Rep. Rick Crawford, R-Jonesboro, commented:
“Iran’s aggressive actions and statements against the US and our allies, particularly Israel, have shattered their credibility in the international community and open serious questions about their commitment to this deal,” Crawford said. “Rewarding Iran with concessions is not the appropriate response to their past actions, and the President’s threat to veto alterations to his deal confirms his own personal commitment to the deal’s completion without regard for the serious concerns presented by this congressional body and our allies. If the details of the negotiations released today match preliminary reports of the agreement, Congress can not accept its terms, which empower an untrustworthy and hostile nation in an already dangerously unstable region.”
Cong. French Hill, R-Little Rock, said:
“I have been skeptical about this negotiation from the beginning, as it has fundamental and long-term consequences for our Nation, our allies, and the region.

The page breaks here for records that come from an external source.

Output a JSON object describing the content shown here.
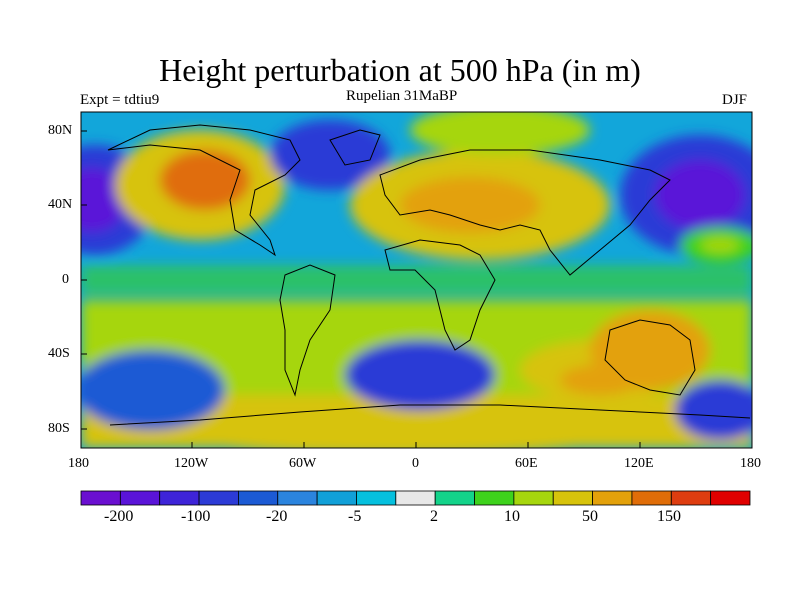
{
  "title": "Height perturbation at 500 hPa (in m)",
  "subtitle": "Rupelian  31MaBP",
  "experiment": "Expt = tdtiu9",
  "season": "DJF",
  "lat_labels": [
    "80N",
    "40N",
    "0",
    "40S",
    "80S"
  ],
  "lon_labels": [
    "180",
    "120W",
    "60W",
    "0",
    "60E",
    "120E",
    "180"
  ],
  "colorbar": {
    "colors": [
      "#6a0fd0",
      "#5a14d8",
      "#3e24d8",
      "#2c3bd6",
      "#1c5ad4",
      "#2b84de",
      "#11a0d8",
      "#05c0de",
      "#e8e8e8",
      "#13d38a",
      "#3ed21c",
      "#a6d60e",
      "#d7c30b",
      "#e3a10a",
      "#e06d08",
      "#de3d10",
      "#e00000"
    ],
    "labels": [
      "-200",
      "-100",
      "-20",
      "-5",
      "2",
      "10",
      "50",
      "150"
    ]
  }
}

Congress now must exercise its oversight responsibilities and assess the proposal’s most critical elements related to snap-back bilateral and multilateral sanctions, international inspections and access, the status of the four Americans currently held as prisoners in Iran, and the potential $140 billion windfall for the world’s largest state sponsor of terrorism.
“As I have said repeatedly, Iran is not our friend, and, in my view, any deal that does not fully dismantle their nuclear program is not in the best interest of the United States and her strategic allies throughout the world.”